Most of these faux leathers are made by layering a plastic on fabric; for most of the twentieth century, that plastic was PVC — the pipes in your plumbing — which created the tragedy known as Naugahyde. In the seventies, manufacturers started experimenting with polyurethane as opposed to PVC, and since then, advances in polymer chemistry have created new ways to apply the coating to the backing, resulting in textiles that feel and wear more like the real stuff, if not better, but won’t age, become discolored, or stretch out over time. All this, and the faux garments can be more affordable for consumers, too, if only relative to the rest of the luxury spectrum: Altuzarra’s fall 2013 “Prince” motorcycle jacket in lambskin will cost $4,065, while a similar poly “Spring” motorcycle style goes for $2,595; McCartney’s handbags average around $1,000 at Bergdorf Goodman.
The people who study and create these materials work for Dow- and Corning-like firms, mostly in Japan. “You see a few smaller houses playing with this, but most of the innovations I’ve seen have come out of larger companies,” Dent adds. By adding acrylic, PVC, and layers of different polyurethane in different thicknesses all together, “they’ll layer it up to really mimic leather as closely as possible.”

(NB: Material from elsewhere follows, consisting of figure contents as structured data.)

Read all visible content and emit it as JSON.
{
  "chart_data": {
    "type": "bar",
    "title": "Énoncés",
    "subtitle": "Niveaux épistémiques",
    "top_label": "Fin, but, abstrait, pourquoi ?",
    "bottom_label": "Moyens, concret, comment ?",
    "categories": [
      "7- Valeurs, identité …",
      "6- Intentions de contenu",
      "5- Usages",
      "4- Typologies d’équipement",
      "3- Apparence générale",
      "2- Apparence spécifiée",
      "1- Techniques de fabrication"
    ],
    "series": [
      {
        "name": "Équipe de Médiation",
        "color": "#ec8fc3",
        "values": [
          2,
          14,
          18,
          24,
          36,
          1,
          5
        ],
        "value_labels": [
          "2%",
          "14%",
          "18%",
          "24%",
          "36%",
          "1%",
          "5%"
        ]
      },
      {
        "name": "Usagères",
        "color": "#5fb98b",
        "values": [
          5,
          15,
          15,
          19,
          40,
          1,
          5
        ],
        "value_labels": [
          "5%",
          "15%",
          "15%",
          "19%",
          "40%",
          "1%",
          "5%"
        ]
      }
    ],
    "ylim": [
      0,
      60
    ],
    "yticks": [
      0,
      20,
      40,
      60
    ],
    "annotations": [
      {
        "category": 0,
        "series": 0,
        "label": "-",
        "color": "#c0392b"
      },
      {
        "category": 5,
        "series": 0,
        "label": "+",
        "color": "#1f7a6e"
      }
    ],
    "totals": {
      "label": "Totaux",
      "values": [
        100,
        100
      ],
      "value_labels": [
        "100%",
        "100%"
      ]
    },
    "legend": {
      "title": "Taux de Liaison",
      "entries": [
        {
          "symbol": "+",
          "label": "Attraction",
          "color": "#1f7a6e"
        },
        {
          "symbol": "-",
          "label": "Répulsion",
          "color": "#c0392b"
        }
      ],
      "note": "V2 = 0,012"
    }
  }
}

Bastian’s Italian manufacturer was the one who suggested he use faux suede in place of the natural option for his double-sided puffer vest. (“The factories are always the ones seeing the new stuff first,” he explains.) Unlike Altuzarra, animal suede had been the initial plan, but the imitation he used, named Alcantara, had the advantage of being waterproof, yes, and not rubbing off on clothing when the suede side was worn inward. “It looks exactly like suede, so we went with it.”

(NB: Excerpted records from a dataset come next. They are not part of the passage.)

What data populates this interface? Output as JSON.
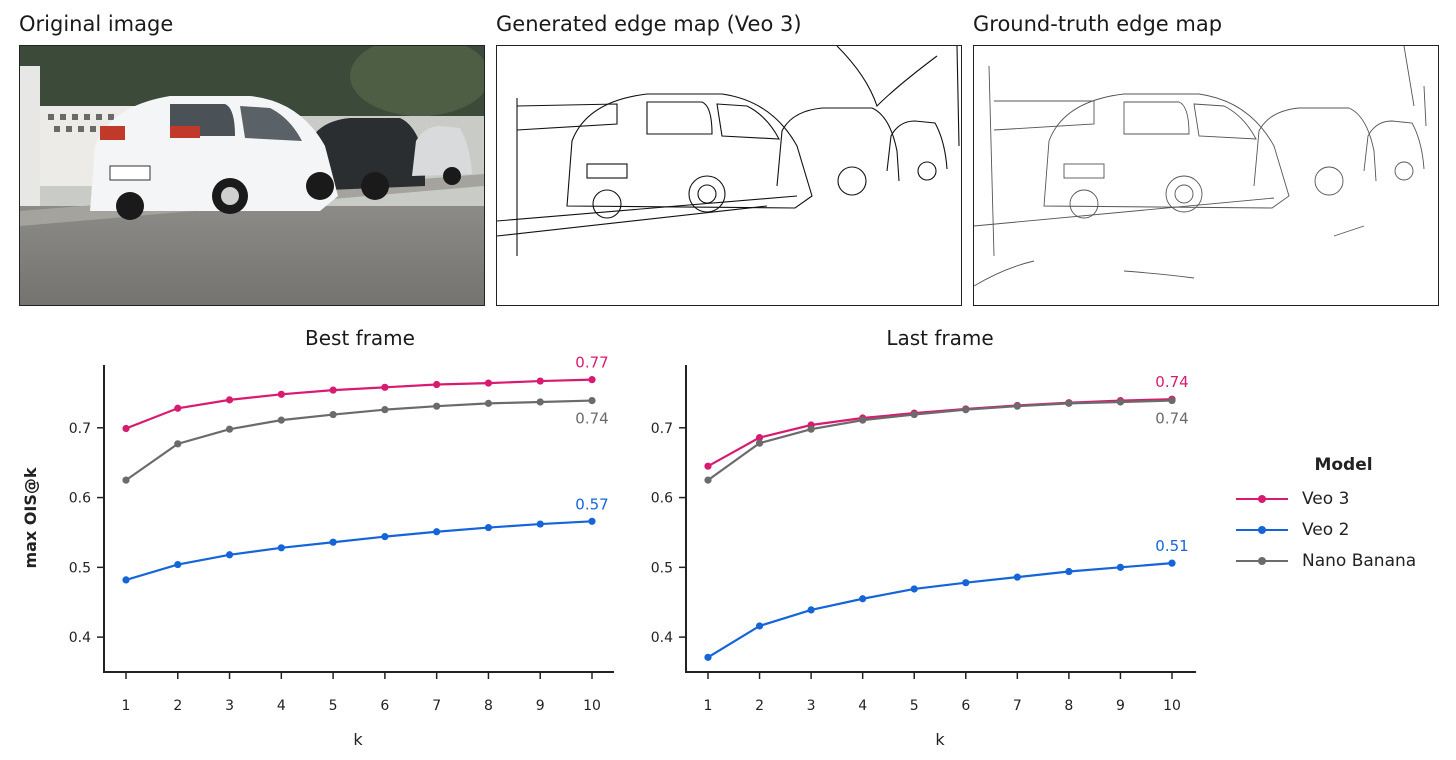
{
  "images": [
    {
      "title": "Original image"
    },
    {
      "title": "Generated edge map (Veo 3)"
    },
    {
      "title": "Ground-truth edge map"
    }
  ],
  "legend": {
    "title": "Model",
    "items": [
      {
        "label": "Veo 3",
        "color": "#d81b71"
      },
      {
        "label": "Veo 2",
        "color": "#1565d8"
      },
      {
        "label": "Nano Banana",
        "color": "#6b6b6b"
      }
    ]
  },
  "chart_data": [
    {
      "type": "line",
      "title": "Best frame",
      "xlabel": "k",
      "ylabel": "max OIS@k",
      "x": [
        1,
        2,
        3,
        4,
        5,
        6,
        7,
        8,
        9,
        10
      ],
      "ylim": [
        0.35,
        0.79
      ],
      "yticks": [
        0.4,
        0.5,
        0.6,
        0.7
      ],
      "series": [
        {
          "name": "Veo 3",
          "color": "#d81b71",
          "values": [
            0.699,
            0.728,
            0.74,
            0.748,
            0.754,
            0.758,
            0.762,
            0.764,
            0.767,
            0.769
          ],
          "end_label": "0.77"
        },
        {
          "name": "Veo 2",
          "color": "#1565d8",
          "values": [
            0.482,
            0.504,
            0.518,
            0.528,
            0.536,
            0.544,
            0.551,
            0.557,
            0.562,
            0.566
          ],
          "end_label": "0.57"
        },
        {
          "name": "Nano Banana",
          "color": "#6b6b6b",
          "values": [
            0.625,
            0.677,
            0.698,
            0.711,
            0.719,
            0.726,
            0.731,
            0.735,
            0.737,
            0.739
          ],
          "end_label": "0.74"
        }
      ]
    },
    {
      "type": "line",
      "title": "Last frame",
      "xlabel": "k",
      "ylabel": "",
      "x": [
        1,
        2,
        3,
        4,
        5,
        6,
        7,
        8,
        9,
        10
      ],
      "ylim": [
        0.35,
        0.79
      ],
      "yticks": [
        0.4,
        0.5,
        0.6,
        0.7
      ],
      "series": [
        {
          "name": "Veo 3",
          "color": "#d81b71",
          "values": [
            0.645,
            0.686,
            0.704,
            0.714,
            0.721,
            0.727,
            0.732,
            0.736,
            0.739,
            0.741
          ],
          "end_label": "0.74"
        },
        {
          "name": "Veo 2",
          "color": "#1565d8",
          "values": [
            0.371,
            0.416,
            0.439,
            0.455,
            0.469,
            0.478,
            0.486,
            0.494,
            0.5,
            0.506
          ],
          "end_label": "0.51"
        },
        {
          "name": "Nano Banana",
          "color": "#6b6b6b",
          "values": [
            0.625,
            0.678,
            0.698,
            0.711,
            0.719,
            0.726,
            0.731,
            0.735,
            0.737,
            0.739
          ],
          "end_label": "0.74"
        }
      ]
    }
  ]
}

PETA celebrates these materials as “cruelty-free,” and indeed, their use has coincided with a growing interest in veganism in general. But calling them “vegan leather” seems like an oversimplification to many of these designers, most of whom seem to want to avoid the connotation that their clothing is just for animal-cruelty advocates. “The name ‘vegan leather’ is presented by some people like there’s this superiority now,” says Timo Rissonen, who teaches classes on sustainability at Parsons. “Why are we even calling it leather? Because it’s something that people can easily understand.”
And, obviously, there’s no connection with the tanning industry. In fact, Altuzarra says he gets his latest stuff from the same Italian firm that sells Prada their famous technical nylon. And he uses the same analogy as Rissonen, from Parsons, when discussing its obvious connection to carnivorism. “If you go to a vegetarian restaurant and you order a vegan burger,” he begins, “if you’re expecting it to taste like a meat burger, you’re going to be disappointed. But if you sell it as just its own thing, that it’s a patty made with vegetables — that it’s a fabric of its own, in this case — you have to embrace it for what it is.”
Before he released his pieces, he visited a Comme des Garçons store. There, the avant-garde designers have been selling the same motorcycle jacket for nearly 25 years, often — surprisingly — constructed from faux leather, rather than real. So he asked the shopgirl how the latter performed. It still sells out, she told him. “They like what it looks like, and they buy it,” the designer says now. “People just don’t care.”